The film has been a labour of love for Burton and it clearly shows with not so subtle hints to Burton’s home state of California and Frankenstein. This alongside nods to various gothic references and similar drawings of characters which can be linked to past films, makes Frankenweenie feel like it should be a Burton classic before the film is even watched.

Unfortunately in practice Frankenweenie is a tad half baked. In theory the film show be up Burton’s street- it is dark, features familiar themes of outcasts and social differences. Beautifully crafted, the film looks outstanding.
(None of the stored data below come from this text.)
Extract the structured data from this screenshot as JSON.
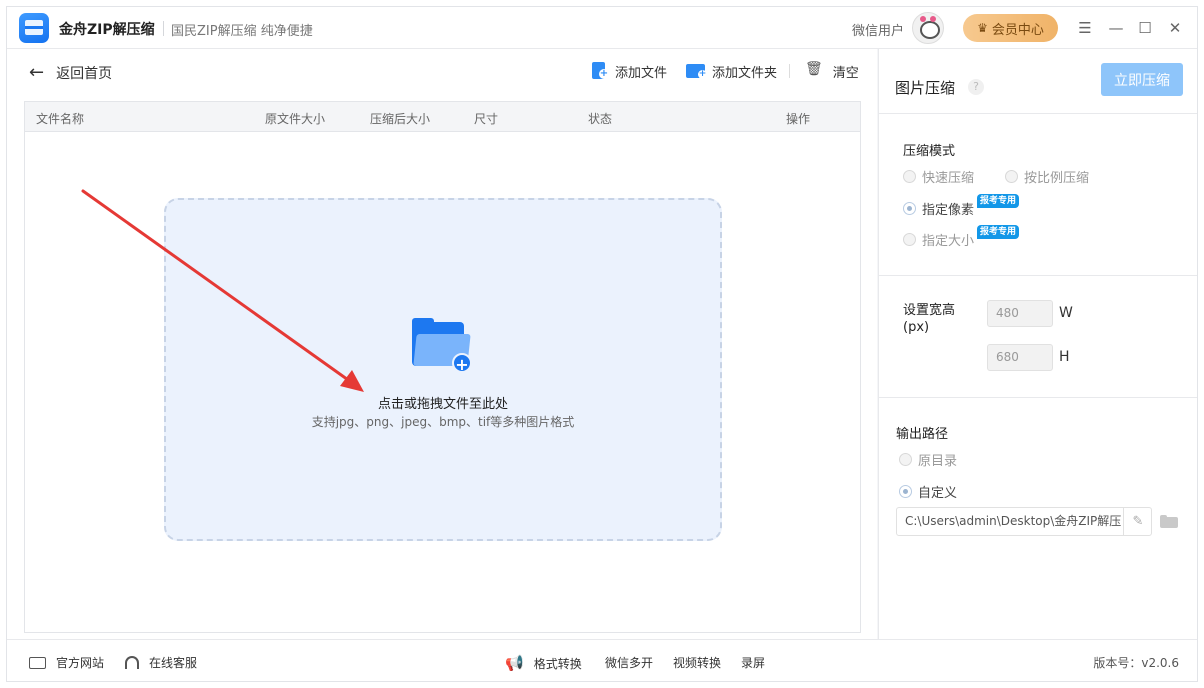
{
  "titlebar": {
    "app_name": "金舟ZIP解压缩",
    "slogan": "国民ZIP解压缩  纯净便捷",
    "user_name": "微信用户",
    "vip_label": "会员中心",
    "icons": [
      "menu-icon",
      "minimize-icon",
      "maximize-icon",
      "close-icon"
    ]
  },
  "toolbar": {
    "back_label": "返回首页",
    "add_file_label": "添加文件",
    "add_folder_label": "添加文件夹",
    "clear_label": "清空"
  },
  "table": {
    "columns": [
      "文件名称",
      "原文件大小",
      "压缩后大小",
      "尺寸",
      "状态",
      "操作"
    ],
    "rows": []
  },
  "dropzone": {
    "title": "点击或拖拽文件至此处",
    "hint": "支持jpg、png、jpeg、bmp、tif等多种图片格式"
  },
  "panel": {
    "title": "图片压缩",
    "help": "?",
    "compress_button": "立即压缩",
    "mode_title": "压缩模式",
    "modes": [
      {
        "label": "快速压缩",
        "checked": false,
        "badge": ""
      },
      {
        "label": "按比例压缩",
        "checked": false,
        "badge": ""
      },
      {
        "label": "指定像素",
        "checked": true,
        "badge": "报考专用"
      },
      {
        "label": "指定大小",
        "checked": false,
        "badge": "报考专用"
      }
    ],
    "size_title": "设置宽高",
    "size_unit": "(px)",
    "width_placeholder": "480",
    "height_placeholder": "680",
    "width_unit": "W",
    "height_unit": "H",
    "output_title": "输出路径",
    "output_options": [
      {
        "label": "原目录",
        "checked": false
      },
      {
        "label": "自定义",
        "checked": true
      }
    ],
    "output_path": "C:\\Users\\admin\\Desktop\\金舟ZIP解压"
  },
  "footer": {
    "website": "官方网站",
    "support": "在线客服",
    "format_convert": "格式转换",
    "wechat_multi": "微信多开",
    "video_convert": "视频转换",
    "record": "录屏",
    "version": "版本号：v2.0.6"
  },
  "colors": {
    "accent": "#1d78f0",
    "compress_button": "#8ec5fa",
    "badge": "#1297e8",
    "vip": "#f0b368",
    "dropzone_bg": "#ebf2fd",
    "annotation_arrow": "#e53935"
  }
}
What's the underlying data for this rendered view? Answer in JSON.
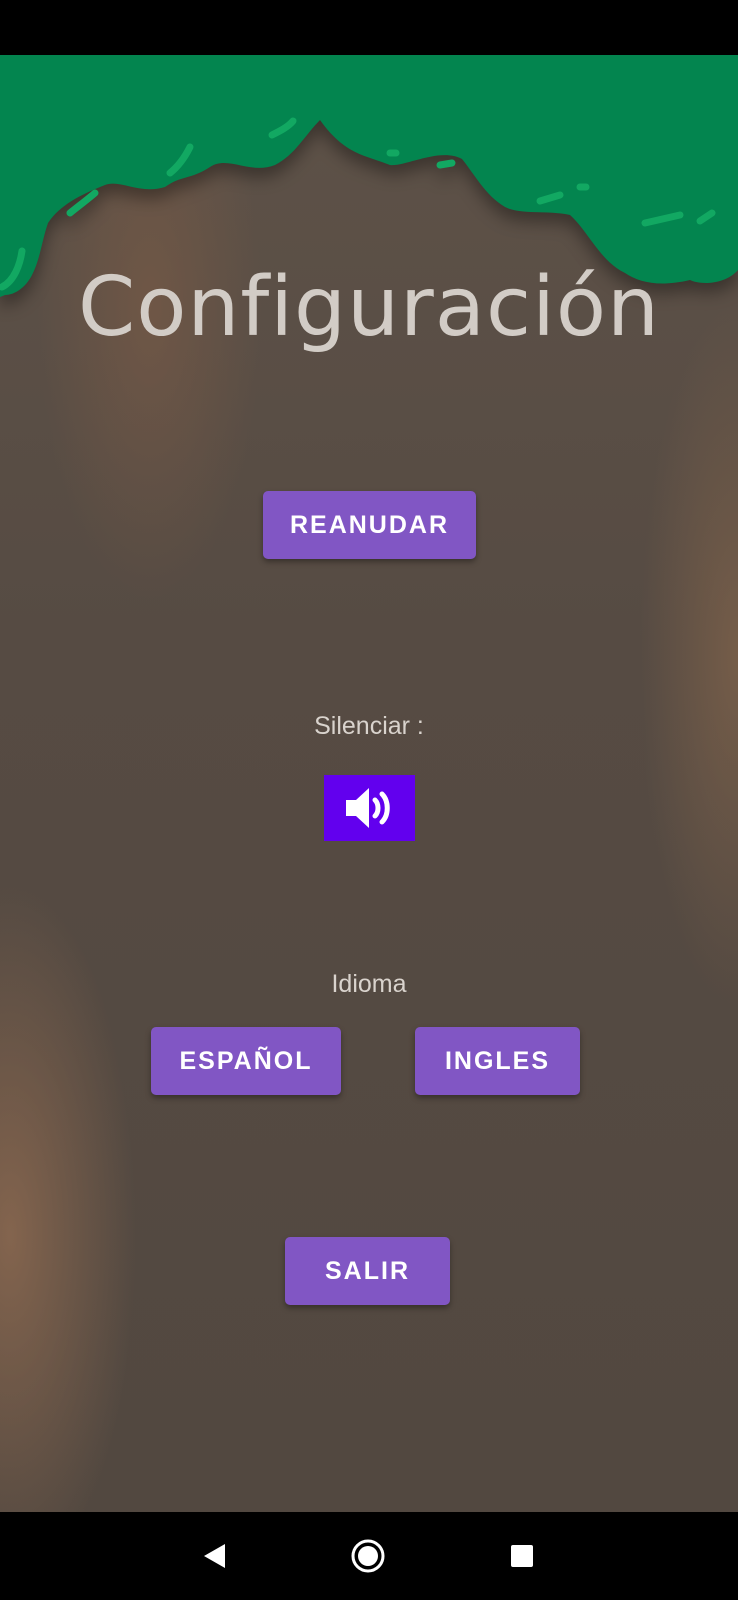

Yet at its core the film suffers from poor writing and a lack of purpose. This makes it hard to truly invest in the characters  as does the overly familiar look of them from other Burton films. It is as if Burton is trying to create a homage to himself with Frankenweenie. If Burton had focused less on looks and pulling ideas from other films- including his own then he may have been able to tell a better story. But he doesn’t. Putting style of substance seems to be Burton’s flaw at present- both Burton’s offerings this year, Dark Shadows and Frankenweenie, have suffered from this. A shame, because with the latter Burton had so much potential to do more with it than he did.

As it stands Frankenweenie is a visually stunning piece of stop motion cinematography which fails to elaborate much more on a past idea. While the film lacks emotional depth and can be accused of being overly simplistic, safe and a bit too Disney… the characters in their own way are sweet if not entirely memorable.  The film is not overly bad, rather for a Burton film it feels decidedly average, awkward and lacking with under developed relationships and themes.

A shame. Frankenweenie had serious potential. Burton dug deep into his roots yet failed to come up with gold.